Un dernier paramètre à prendre en compte dans cette production concerne ce décor de sous-bois, maintenu d'un bout à l'autre dans une obscurité profonde, qui fait saillir les contours d'arbres très hauts et menaçants. La perspective qui se dégage en fond de scène contraste avec le monticule sombre se déplaçant mécaniquement du centre du dispositif à l'arrière. Ce lieu du crime sert de cachette à Lohengrin pour dissimuler les preuves de son crime : l'épée et la couronne de Gottfried. Ces deux indices seront déterrés par Ortrud qui les présentera à Elsa pour la convaincre de la culpabilité de Lohengrin. A l'acte II, trois espaces de forme cubique descendent des cintres, reliés à l'arrière par un système de communication. Ces espaces trop profonds ne permettent pas au public placé latéralement de pouvoir percevoir nettement tout le détail de l'action qui s'y déroule, ce qui est déjà le cas des scènes jouées à l'arrière du plateau lorsque celui-ci est envahi par le chœur. Le principe de ces espaces séparés vise à montrer un couple dysfonctionnel et finalement détruit au moment de la question fatidique, tandis que l'autre couple, Telramund-Ortrud, écoute la dispute à travers la cloison. Les promesses de Lohengrin sont perçues tout à fait différemment quand Elsa découvre, horrifiée l'épée de bois et la couronne de son frère défunt. Le décalage entre la parole et la scène perçue souligne le trouble psychologique de la jeune héroïne et le rôle inédit d'Ortrud et Telramund, protégeant du dangereux Lohengrin. Son suicide final complexifie les perspectives, laissant à Ortrud la responsabilité de couronner Heinrich comme protecteur légitime du Brabant… mais le geste reste en suspens, et la couronne demeure dans la main d'Ortrud au moment où le rideau tombe tandis qu'Elsa pleure sur le cadavre de son frère. Les miracles n'existent pas dans ce Brabant sinistre et obscur.

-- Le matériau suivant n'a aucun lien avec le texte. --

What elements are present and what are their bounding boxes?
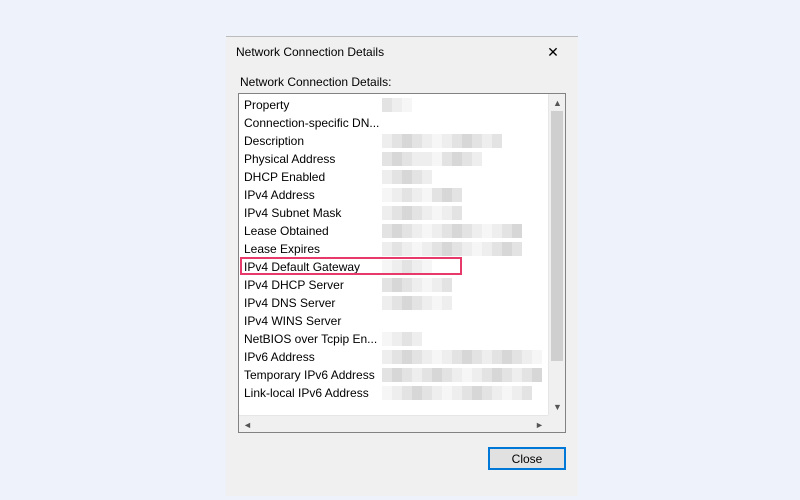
property-value-redacted xyxy=(382,96,548,114)
list-content: PropertyConnection-specific DN...Descrip… xyxy=(239,94,548,415)
table-row[interactable]: Description xyxy=(242,132,548,150)
property-value-redacted xyxy=(382,150,548,168)
dialog-title: Network Connection Details xyxy=(236,45,534,59)
table-row[interactable]: IPv6 Address xyxy=(242,348,548,366)
property-label: IPv4 WINS Server xyxy=(242,312,382,330)
property-value-redacted xyxy=(382,312,548,330)
property-label: IPv6 Address xyxy=(242,348,382,366)
property-label: Description xyxy=(242,132,382,150)
property-value-redacted xyxy=(382,330,548,348)
property-value-redacted xyxy=(382,240,548,258)
scroll-corner xyxy=(548,415,565,432)
property-value-redacted xyxy=(382,294,548,312)
table-row[interactable]: IPv4 Subnet Mask xyxy=(242,204,548,222)
property-label: Temporary IPv6 Address xyxy=(242,366,382,384)
property-label: Lease Obtained xyxy=(242,222,382,240)
property-value-redacted xyxy=(382,222,548,240)
table-row[interactable]: IPv4 DHCP Server xyxy=(242,276,548,294)
property-label: Physical Address xyxy=(242,150,382,168)
scroll-up-icon[interactable]: ▲ xyxy=(549,94,566,111)
property-value-redacted xyxy=(382,258,548,276)
property-value-redacted xyxy=(382,132,548,150)
property-label: Lease Expires xyxy=(242,240,382,258)
scroll-down-icon[interactable]: ▼ xyxy=(549,398,566,415)
table-row[interactable]: IPv4 WINS Server xyxy=(242,312,548,330)
table-row[interactable]: DHCP Enabled xyxy=(242,168,548,186)
button-row: Close xyxy=(226,433,578,480)
table-row[interactable]: NetBIOS over Tcpip En... xyxy=(242,330,548,348)
table-row[interactable]: IPv4 DNS Server xyxy=(242,294,548,312)
table-row[interactable]: Connection-specific DN... xyxy=(242,114,548,132)
vertical-scroll-track[interactable] xyxy=(549,111,565,398)
scroll-left-icon[interactable]: ◄ xyxy=(239,416,256,433)
property-label: Connection-specific DN... xyxy=(242,114,382,132)
property-label: IPv4 DNS Server xyxy=(242,294,382,312)
table-row[interactable]: Link-local IPv6 Address xyxy=(242,384,548,402)
titlebar: Network Connection Details ✕ xyxy=(226,37,578,67)
property-label: IPv4 Subnet Mask xyxy=(242,204,382,222)
property-label: IPv4 Default Gateway xyxy=(242,258,382,276)
close-button[interactable]: Close xyxy=(488,447,566,470)
network-connection-details-dialog: Network Connection Details ✕ Network Con… xyxy=(226,36,578,496)
horizontal-scrollbar[interactable]: ◄ ► xyxy=(239,415,548,432)
table-row[interactable]: Property xyxy=(242,96,548,114)
property-value-redacted xyxy=(382,348,548,366)
close-icon[interactable]: ✕ xyxy=(534,38,572,66)
property-value-redacted xyxy=(382,114,548,132)
property-label: IPv4 Address xyxy=(242,186,382,204)
property-value-redacted xyxy=(382,204,548,222)
section-label: Network Connection Details: xyxy=(226,67,578,93)
table-row[interactable]: Physical Address xyxy=(242,150,548,168)
property-value-redacted xyxy=(382,186,548,204)
table-row[interactable]: Temporary IPv6 Address xyxy=(242,366,548,384)
property-value-redacted xyxy=(382,168,548,186)
table-row[interactable]: Lease Obtained xyxy=(242,222,548,240)
property-label: IPv4 DHCP Server xyxy=(242,276,382,294)
table-row[interactable]: IPv4 Address xyxy=(242,186,548,204)
property-label: Link-local IPv6 Address xyxy=(242,384,382,402)
scroll-right-icon[interactable]: ► xyxy=(531,416,548,433)
property-label: NetBIOS over Tcpip En... xyxy=(242,330,382,348)
table-row[interactable]: IPv4 Default Gateway xyxy=(242,258,548,276)
details-listbox[interactable]: PropertyConnection-specific DN...Descrip… xyxy=(238,93,566,433)
vertical-scrollbar[interactable]: ▲ ▼ xyxy=(548,94,565,415)
property-value-redacted xyxy=(382,384,548,402)
table-row[interactable]: Lease Expires xyxy=(242,240,548,258)
property-value-redacted xyxy=(382,276,548,294)
vertical-scroll-thumb[interactable] xyxy=(551,111,563,361)
property-label: Property xyxy=(242,96,382,114)
property-label: DHCP Enabled xyxy=(242,168,382,186)
property-value-redacted xyxy=(382,366,548,384)
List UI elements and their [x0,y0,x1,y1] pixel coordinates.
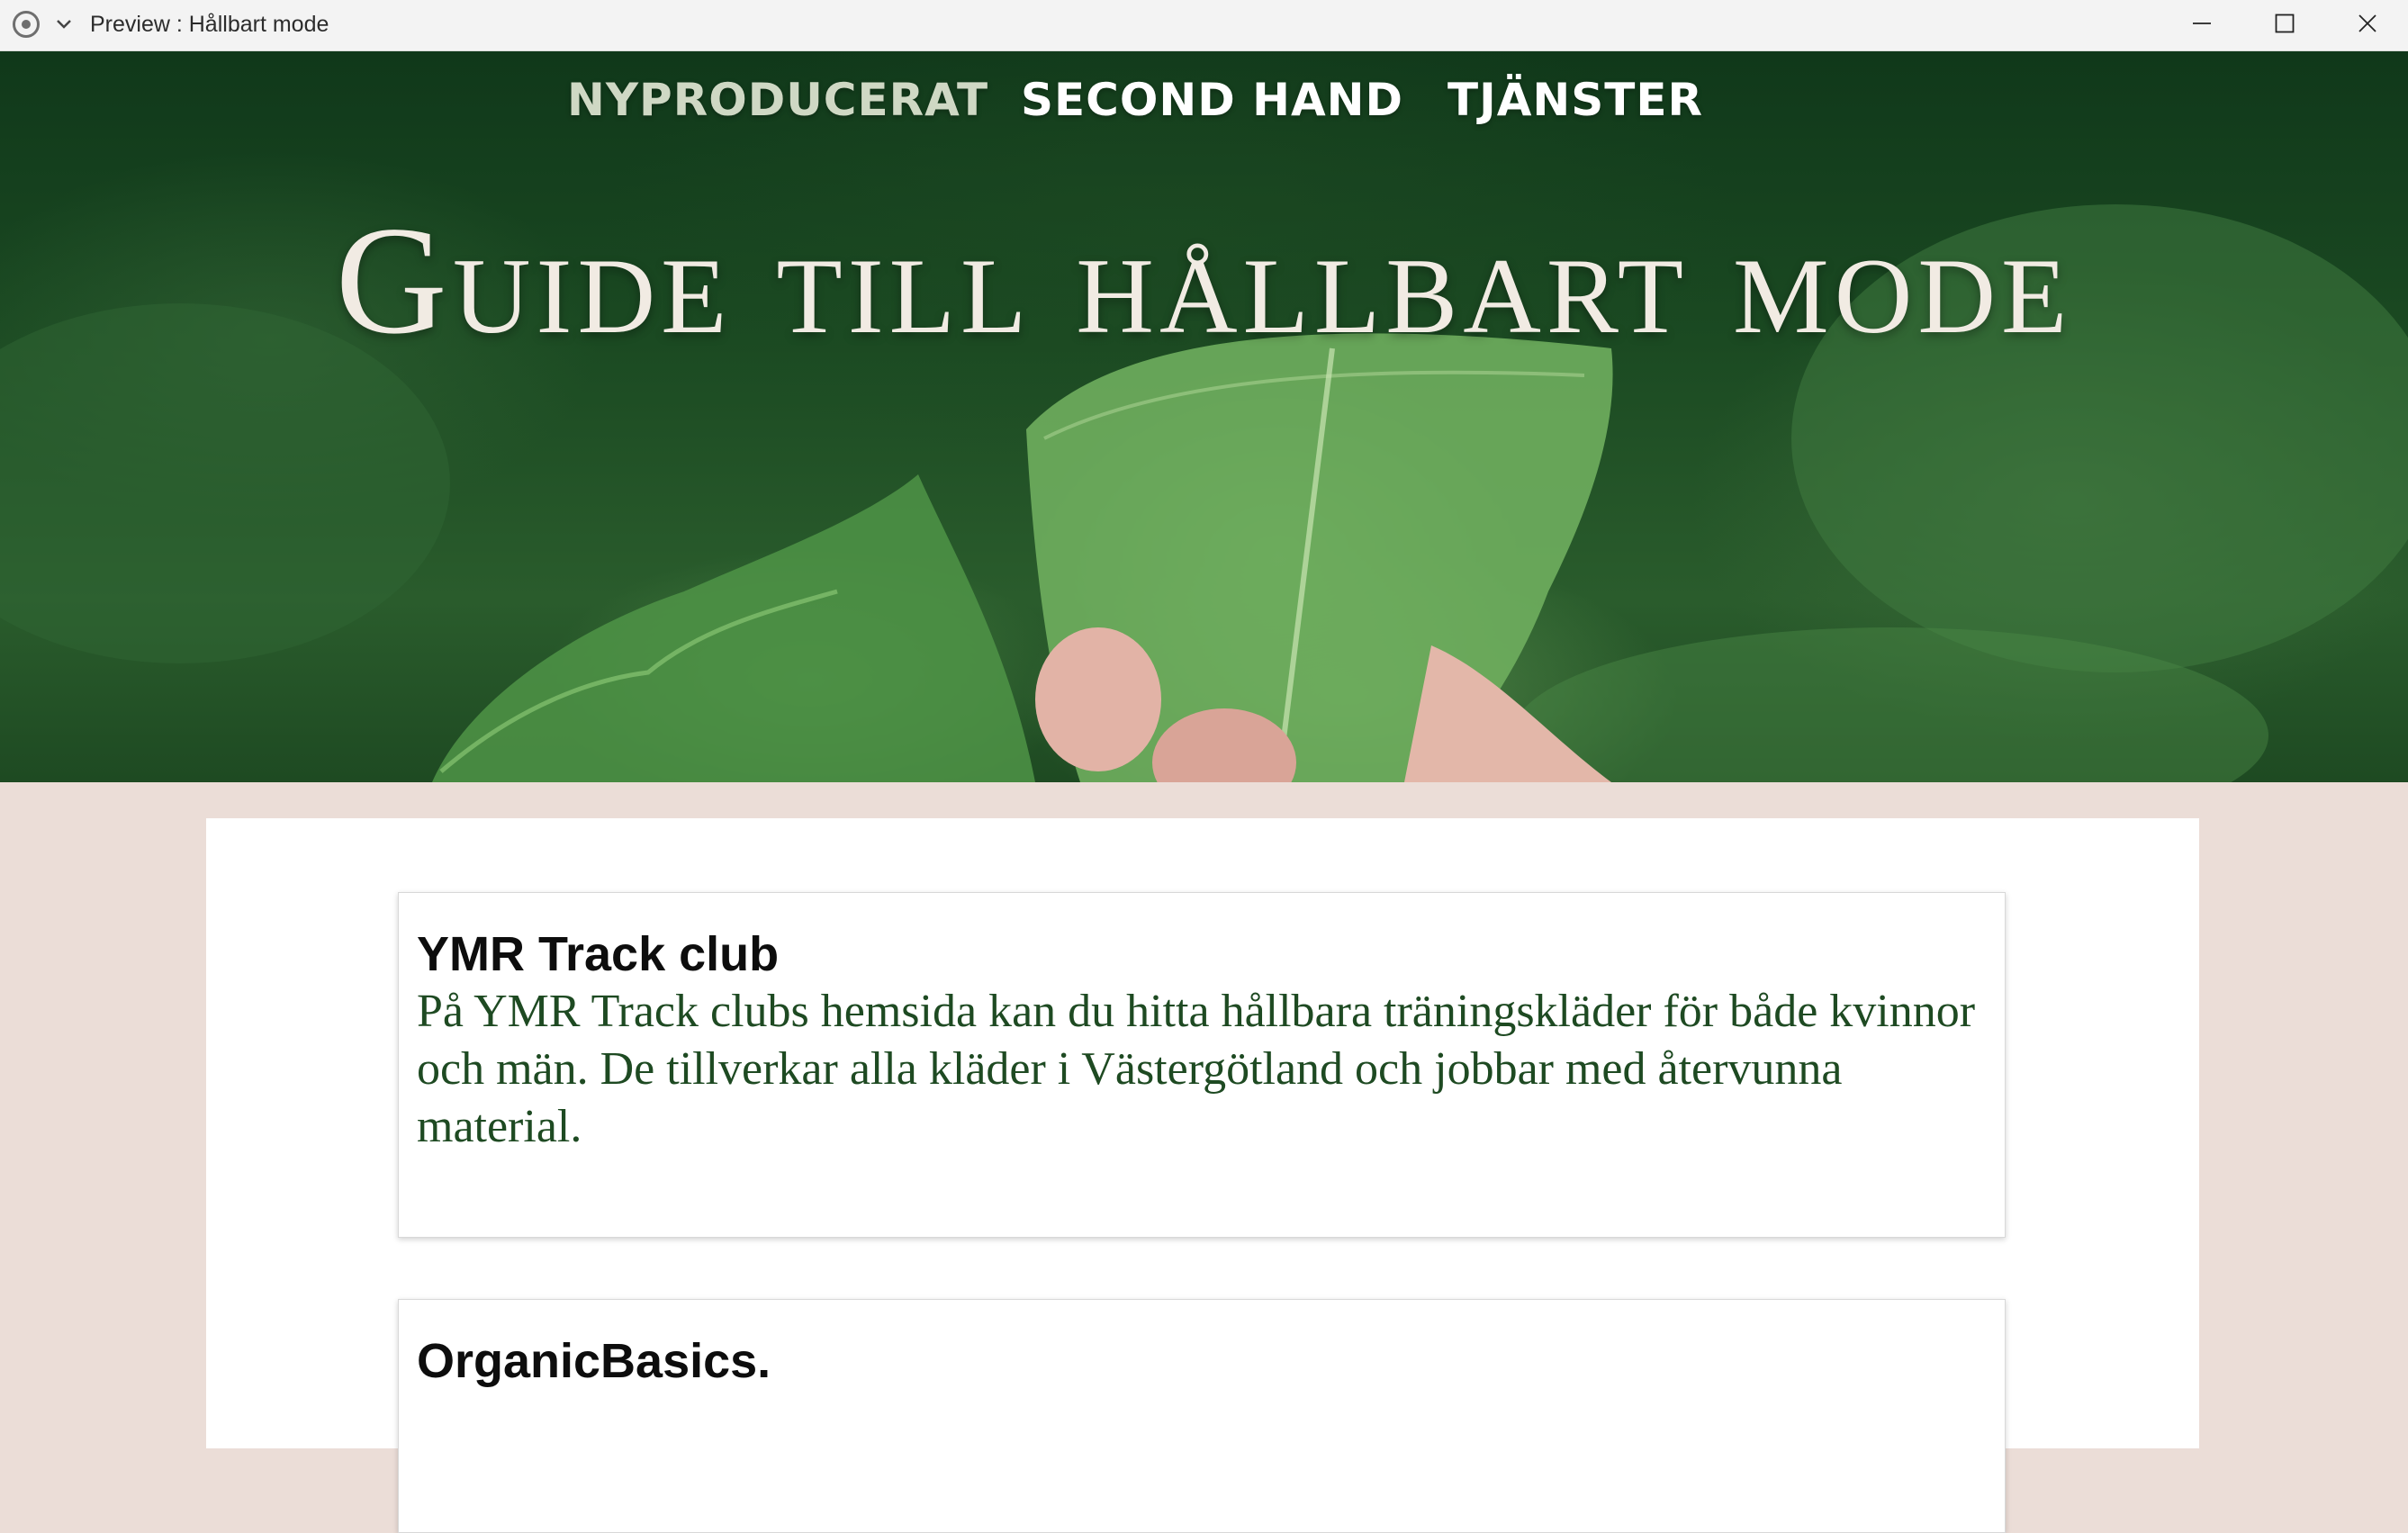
window-title: Preview : Hållbart mode [90,12,329,37]
leaf-image [0,204,2408,782]
minimize-icon [2193,23,2211,24]
record-icon[interactable] [13,11,40,38]
minimize-button[interactable] [2161,0,2242,47]
content-panel: YMR Track club På YMR Track clubs hemsid… [206,818,2199,1533]
main-nav: NYPRODUCERAT SECOND HAND TJÄNSTER [0,68,2408,132]
close-button[interactable] [2327,0,2408,47]
maximize-button[interactable] [2244,0,2325,47]
store-card: OrganicBasics. [398,1299,2006,1533]
window-titlebar: Preview : Hållbart mode [0,0,2408,51]
nav-item-tjanster[interactable]: TJÄNSTER [1448,68,1703,132]
maximize-icon [2275,14,2295,33]
nav-item-second-hand[interactable]: SECOND HAND [1021,68,1403,132]
store-card: YMR Track club På YMR Track clubs hemsid… [398,892,2006,1238]
page-title: Guide till hållbart mode [335,195,2073,366]
hero-banner: NYPRODUCERAT SECOND HAND TJÄNSTER Guide … [0,51,2408,782]
card-title: OrganicBasics. [417,1334,771,1388]
card-title: YMR Track club [417,927,780,981]
card-description: På YMR Track clubs hemsida kan du hitta … [417,986,1976,1152]
nav-item-nyproducerat[interactable]: NYPRODUCERAT [567,68,988,132]
chevron-down-icon[interactable] [52,13,76,36]
close-icon [2358,14,2376,32]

Le plateau vocal de cette production tient une fois de plus à la prestation d'un Klaus Florian Vogt dont la connaissance du rôle-titre transpire à chaque phrase, sans jamais céder en intérêt. Des faiblesses dans l'émission et la tenue se font jour là où, une dizaine d'années auparavant, l'interprétation était sans faille aucune. Le ténor connait ses limites et joue désormais sur des qualités d'intonation qui s'accommode parfaitement du caractère inédit que lui impose la mise en scène de Katharina Wagner. Modulant les contours de son Nun sei bedankt, mein lieber Schwan aux confins du souffle, pour mieux ménager les effets dans un acte central marqué par le bel équilibre avec Elisabeth Teige et des adieux d'une sobriété et d'un impact remarquables. La soprano norvégienne trouve en Elsa un rôle taillé pour ses moyens expressifs et sa capacité à nuancer sa ligne en fonction de l'évolution et de la complexité du personnage imaginé par la mise en scène. La prière est chantée comme un murmure quand dans l'ultime duo, résonne son imploration désespérée. Remplaçant Irene Theorin, initialement prévue, Okka von der Damerau impose une Ortrud à la projection très nette et très franche, avec de belles couleurs et une résonance naturelle loin des raucités que certaines aînées confondent avec la noirceur du caractère (Entweihte Götter !). À ses côtés, le Telramund racé et sonore de Ólafur Sigurdarson ne cherche pas à surjouer la vilenie et le tourment, osant une attention au phrasé d'une belle précision. Plus problématique, la prestation de Günther Groissböck interroge et perturbe, tant le timbre est désormais affaibli et la projection en berne, malgré les efforts pénibles pour tenter de passer les premiers rangs. Le héraut de Roman Trekel est encore un cran en dessous, engoncé et engorgé dans des appels rugueux et discordants. Le chœur du Gran Teatre del Liceu est audiblement à la peine dans le final périlleux du I, multipliant les approximations et les décalages, mais retrouvant dans le final un équilibre relatif, à l'imitation d'un orchestre jamais vraiment éclatant et, au mieux, d'une probité sans légèreté aucune. Josep Pons dirige sans une attention suffisante au plateau, indiquant les départs sans forcément se soucier des problématiques des déplacements et des intentions dramaturgiques.

Quand même ce compte-rendu rend cette mise en scène bien alléchante ! Intéressant.